В горкоме, на вахте, его встретил приветливый молодой человек, назвавшийся инструктором. Они вместе поднялись в кабинет. Там инструктор сверил ответы Трущева с данными в анкете, затем нажал кнопку, и в кабинет вошел уже знакомый по институту связи доброжелатель. Прямо из горкома, не позволив заглянуть домой, он повез его в Балашиху, где передал с рук на руки какому-то грузину, оказавшемуся начальником ШОНа[2].
Когда в следующую субботу Николай вернулся домой в добротном костюме, шляпе, белой сорочке, с галстуком на шее, родные онемели. Мама почему-то первым делом пощупала шляпу. В семье телеграфиста Трущева, работавшего на железной дороге, вовек не носили шляп, только зимние шапки, платки, форменные фуражки. Например, в институт Трущев все пять лет ходил в лыжном костюме и лыжных ботинках, зимой надевал отцовский полушубок.
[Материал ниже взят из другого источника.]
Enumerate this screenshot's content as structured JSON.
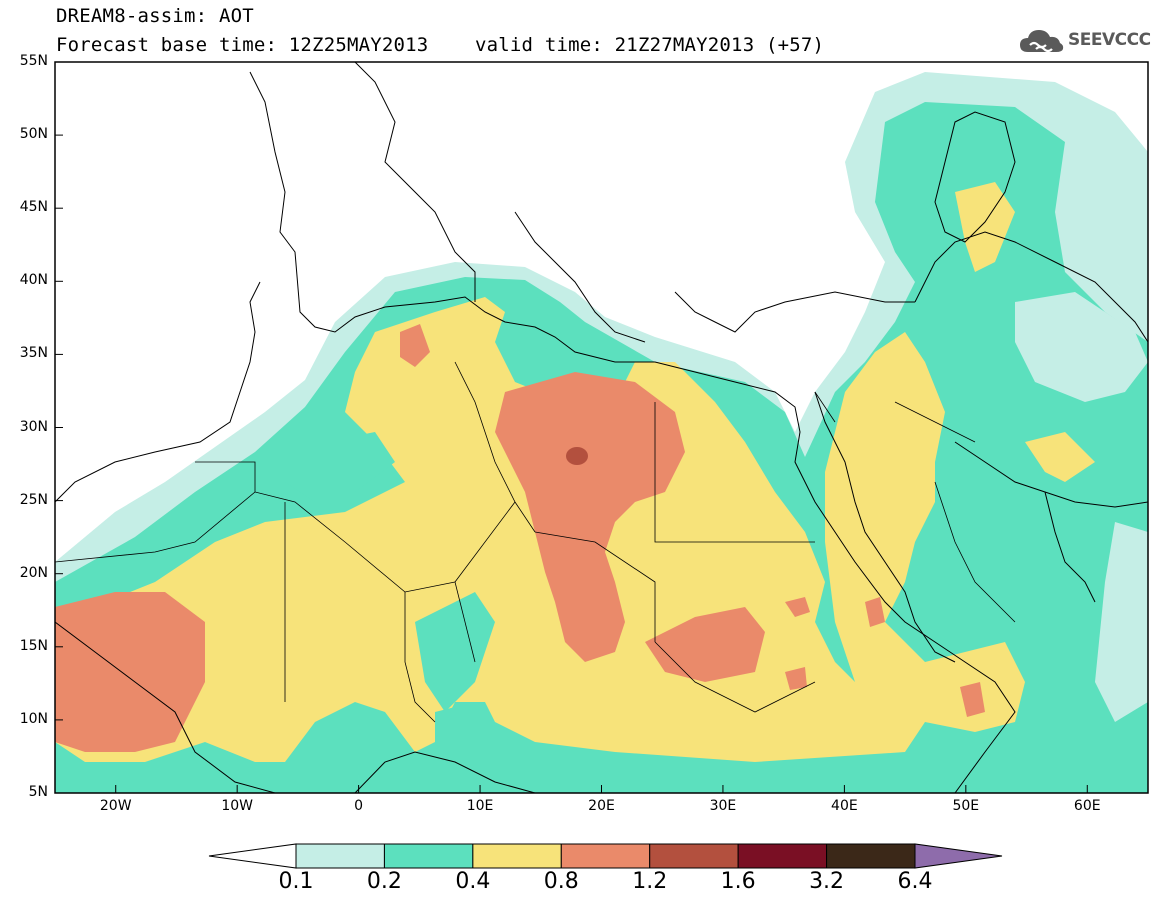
{
  "header": {
    "title_line1": "DREAM8-assim: AOT",
    "title_line2": "Forecast base time: 12Z25MAY2013    valid time: 21Z27MAY2013 (+57)"
  },
  "logo": {
    "text": "SEEVCCC",
    "icon": "cloud-icon"
  },
  "map": {
    "lat_range": [
      5,
      55
    ],
    "lon_range": [
      -25,
      65
    ],
    "lat_labels": [
      "55N",
      "50N",
      "45N",
      "40N",
      "35N",
      "30N",
      "25N",
      "20N",
      "15N",
      "10N",
      "5N"
    ],
    "lon_labels": [
      "20W",
      "10W",
      "0",
      "10E",
      "20E",
      "30E",
      "40E",
      "50E",
      "60E"
    ]
  },
  "legend": {
    "thresholds": [
      "0.1",
      "0.2",
      "0.4",
      "0.8",
      "1.2",
      "1.6",
      "3.2",
      "6.4"
    ],
    "colors": [
      "#ffffff",
      "#c5eee6",
      "#5ce0be",
      "#f7e37a",
      "#ea8a6a",
      "#b3503e",
      "#7a0f24",
      "#3b2818",
      "#8e6cab"
    ]
  }
}
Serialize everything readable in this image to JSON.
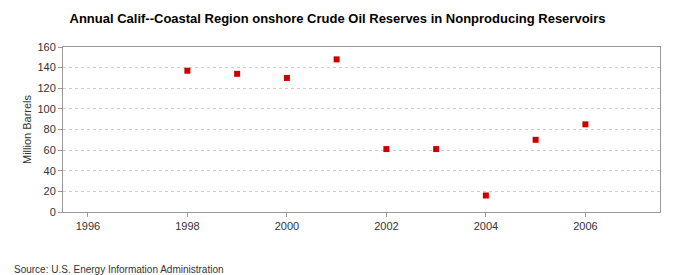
{
  "chart_data": {
    "type": "scatter",
    "title": "Annual Calif--Coastal Region onshore Crude Oil Reserves in Nonproducing Reservoirs",
    "y_label": "Million Barrels",
    "annotations": [
      "Source: U.S. Energy Information Administration"
    ],
    "x": [
      1998,
      1999,
      2000,
      2001,
      2002,
      2003,
      2004,
      2005,
      2006
    ],
    "values": [
      137,
      134,
      130,
      148,
      61,
      61,
      16,
      70,
      85
    ],
    "color": "#cc0000",
    "marker": "square",
    "xlim": [
      1995.5,
      2007.5
    ],
    "xticks": [
      1996,
      1998,
      2000,
      2002,
      2004,
      2006
    ],
    "ylim": [
      0,
      160
    ],
    "yticks": [
      0,
      20,
      40,
      60,
      80,
      100,
      120,
      140,
      160
    ],
    "grid": true
  }
}
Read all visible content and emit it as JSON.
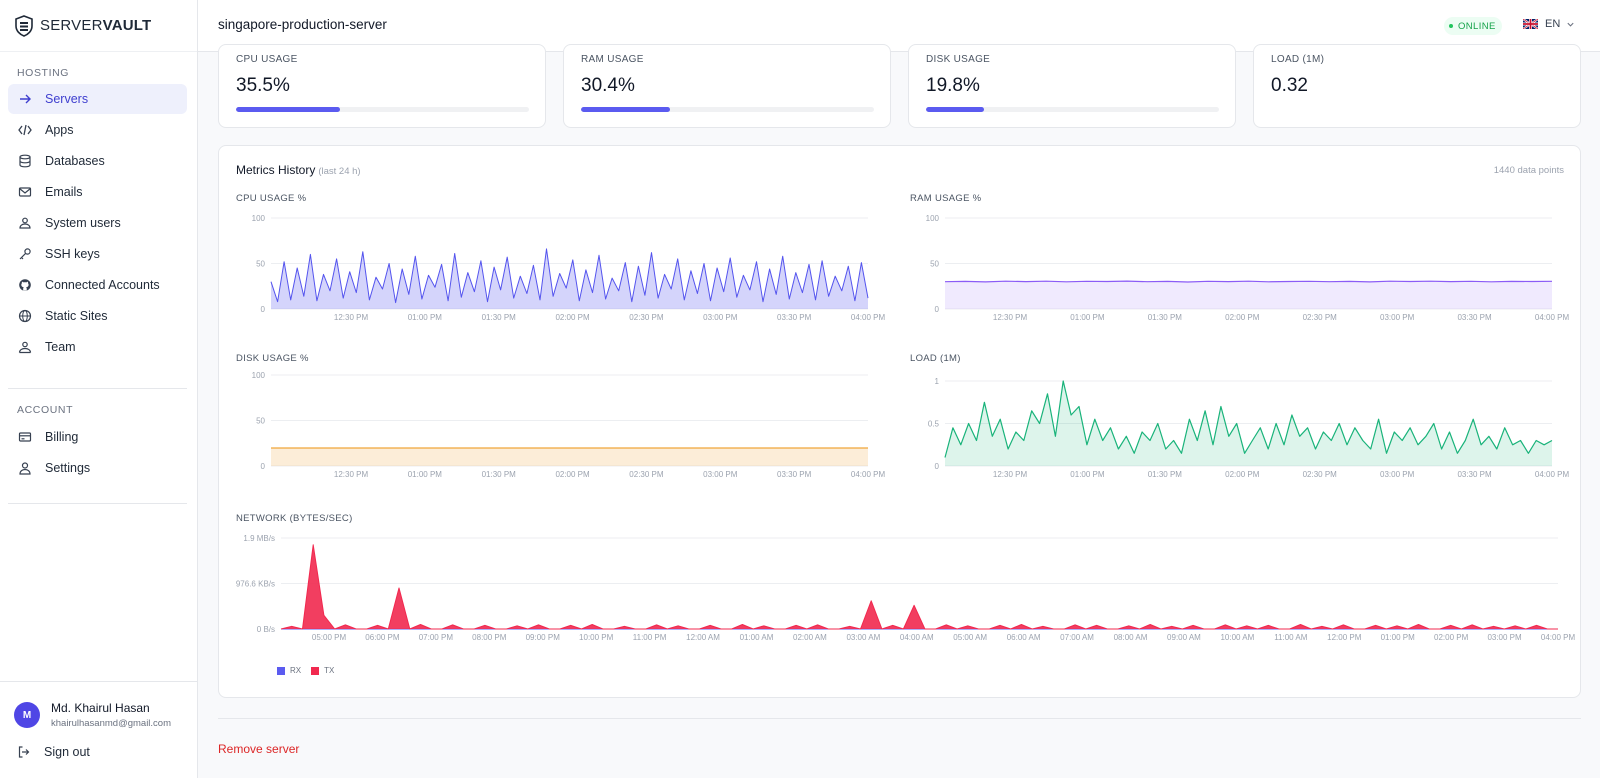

Мать, пощупав шляпу, заплакала, никто даже не попытался ее утешить. Отец, сестра сели рядом и ждали, пока она что-нибудь скажет. Мама поплакала и деловито поинтересовалась:
– Дело-то стоящее?
Николай кивнул.
– И не скажешь? – спросила мама.
– Буду родину защищать! – признался Коля.
Мать всхлипнула, схватила его голову, прижала к груди.
Освободившись, Николай подумал и решил – даешь батарей, чтоб было веселей!..
– Мама, я женюсь.
На этот раз обошлось без слез. С тайной опаской Николай ждал, как мать отнесется к тому, что у Тани есть ребенок.
Ничего, обошлось. Конечно, были и поджатые губы, и строгие взгляды, но после знакомства, когда Тане несколько раз пришлось оставить Светочку с неродной свекровью, мама смирилась.
Только разок пристыдила сына.
– Раньше надо было смотреть, а теперь что – живите!
В школе было двенадцать курсантов. Учили радиоделу, основам оперативной работы, умению уходить от слежки, работе со взрывчатыми веществами, занимались физической подготовкой – мало ли чему учат в шпионской школе! Много времени уделяли иностранным языкам. Трое усиленно занимались английским, пятеро французским, а Николай, как с детства более-менее знавший немецкий, – он вырос в доме, где проживало несколько немецких семей, – попал в третью группу. Гоняли безжалостно – готовили к нелегальной работе.
Трущев уныло усмехнулся. Готовить-то готовили, сколько сил потратили, да только оказалось, что не годится он в нелегалы. Вроде бы и по-немецки тараторил неплохо, и по-французски натаскали, и мозгов хватало, только комиссия отбраковала его и еще двух человек. Какой изъян нашли, ему так и не сообщили. Когда после окончания Школы его направили в центральный аппарат, в контрразведку, Трущев решил, что скорее всего его подвело тугодумие, отсюда следовал вывод, что отделение, куда попал молодой сотрудник, является чем-то вроде отстойника, после которого его выгонят на улицу, а если начнет языком болтать, могут и к стенке поставить. Но с годами эти страхи прошли – то есть насытились знанием, и среди всех возможных наказаний, которые тогда висели над работниками центрального аппарата, Трущева и его коллег более всего пугала перспектива быть направленным в какой-нибудь исправительно-трудовой лагерь, куда на перевоспитание отправляли врагов народа.
Там творились жуткие вещи. По слухам, начальство обращалось с оперативным составом как с рабами.
В сентябре 39-го начальник отделения вызвал Трущева и приказал отложить все дела. Затем передал папку и предложил разобраться в этой запутанной истории, обозначенной как «дело № 309/3».
Первой в папке лежала справка, полученная из Свердловского УНКВД.